Why does request.remote_ip work on Heroku but not Render?

3 min read Original article ↗

We recently migrated CodeCrafters from Heroku to Render. An hour later we had customers complaining that our PPP discounts weren’t showing. Turns out this was because Rails’s request.remote_ip behaves differently on Heroku vs. Render and returns a proxy’s IP instead of the client’s IP.

If you’re using Rails on Render, read on to understand why this happens and how to fix it.

How request.remote_ip works

When a request arrives at your Rails app, it might have passed through multiple proxies. Each proxy typically appends its IP to the X-Forwarded-For header, building a chain like this:

X-Forwarded-For: <client>, <proxy1>, <proxy2>

Rails’ request.remote_ip walks this chain right-to-left, skipping any IPs it considers “trusted proxies” (private/reserved IP ranges by default). The first non-trusted IP it encounters is what it returns as the client’s IP.

This is a sensible default.

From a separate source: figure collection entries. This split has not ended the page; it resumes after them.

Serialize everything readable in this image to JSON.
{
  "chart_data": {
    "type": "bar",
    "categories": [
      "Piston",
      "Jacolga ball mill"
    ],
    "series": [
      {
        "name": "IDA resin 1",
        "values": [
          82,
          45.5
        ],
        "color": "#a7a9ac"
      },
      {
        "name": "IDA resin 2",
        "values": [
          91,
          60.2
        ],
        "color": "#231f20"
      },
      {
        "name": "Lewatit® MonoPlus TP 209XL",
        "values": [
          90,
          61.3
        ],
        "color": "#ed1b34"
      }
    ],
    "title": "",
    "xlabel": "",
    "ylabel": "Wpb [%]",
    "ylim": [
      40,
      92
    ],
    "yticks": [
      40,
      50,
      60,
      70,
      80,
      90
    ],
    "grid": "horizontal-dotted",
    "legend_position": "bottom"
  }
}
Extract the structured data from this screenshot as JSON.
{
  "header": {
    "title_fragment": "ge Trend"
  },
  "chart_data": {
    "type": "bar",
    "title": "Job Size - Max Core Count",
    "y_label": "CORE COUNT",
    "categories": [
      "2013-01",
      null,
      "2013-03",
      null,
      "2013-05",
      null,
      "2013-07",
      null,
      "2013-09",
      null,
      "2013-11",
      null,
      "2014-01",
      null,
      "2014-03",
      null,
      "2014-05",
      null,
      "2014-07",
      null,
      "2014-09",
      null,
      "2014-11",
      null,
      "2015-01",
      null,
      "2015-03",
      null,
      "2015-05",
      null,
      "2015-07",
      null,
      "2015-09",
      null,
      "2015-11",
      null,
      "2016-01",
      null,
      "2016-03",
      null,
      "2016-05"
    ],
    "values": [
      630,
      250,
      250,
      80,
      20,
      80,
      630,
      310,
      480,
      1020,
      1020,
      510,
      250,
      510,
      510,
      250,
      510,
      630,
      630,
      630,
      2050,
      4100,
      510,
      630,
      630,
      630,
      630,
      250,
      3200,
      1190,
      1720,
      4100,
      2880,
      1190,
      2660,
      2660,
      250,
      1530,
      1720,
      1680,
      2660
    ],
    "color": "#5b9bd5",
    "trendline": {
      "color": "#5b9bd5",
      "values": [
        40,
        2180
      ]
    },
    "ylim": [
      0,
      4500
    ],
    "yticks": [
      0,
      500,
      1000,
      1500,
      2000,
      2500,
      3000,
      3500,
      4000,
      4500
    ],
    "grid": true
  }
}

Private IPs like 10.x.x.x or 172.16.x.x are almost certainly load balancers or internal proxies, not real clients.

The Heroku setup

On Heroku, the request path looks like this:

ClientHeroku RouterRails app

Heroku’s router sets X-Forwarded-For to the client’s IP and connects to your app from a private IP. So Rails sees something like:

X-Forwarded-For: 99.61.165.29
REMOTE_ADDR: 10.1.45.23

Rails builds a list by combining X-Forwarded-For with REMOTE_ADDR, giving it [99.61.165.29, 10.1.45.23]. It walks this list right-to-left: 10.1.45.23 is private, skip it. 99.61.165.29 is public — that’s the client. Correct!

The Render setup

Render uses Cloudflare in front of all its services. So the request path is different:

ClientCloudflareRender proxyRails app

Now the headers look like this:

X-Forwarded-For: 99.61.165.29, 104.22.17.40
REMOTE_ADDR: 10.21.157.68

104.22.17.40 is a Cloudflare edge IP. It’s a real, public IP address.

Rails walks right-to-left: 10.21.157.68 is private, skip it. 104.22.17.40 is public — Rails thinks this is the client. Wrong.

The client’s actual IP (99.61.165.29) gets ignored.

Cloudflare does set headers with the real client IP — True-Client-Ip and Cf-Connecting-Ip both contain 99.61.165.29 — but Rails’ request.remote_ip doesn’t look at those headers.

The fix

Since Cloudflare always sits in front of Render, you can read the True-Client-Ip header that Cloudflare sets. This header contains the real client IP as determined by Cloudflare’s edge — it can’t be spoofed by the client.

def client_ip_from_rails_request(rails_request)
  rails_request.headers["True-Client-Ip"] ||
    rails_request.headers["Cf-Connecting-Ip"] ||
    rails_request.remote_ip
end

This is what Render’s own support team recommends. They also note that Render’s proxy does not strip incoming X-Forwarded-For headers — it just appends to them, making X-Forwarded-For trivially spoofable.

The fallback to remote_ip means this works in development too, where Cloudflare isn’t in the picture.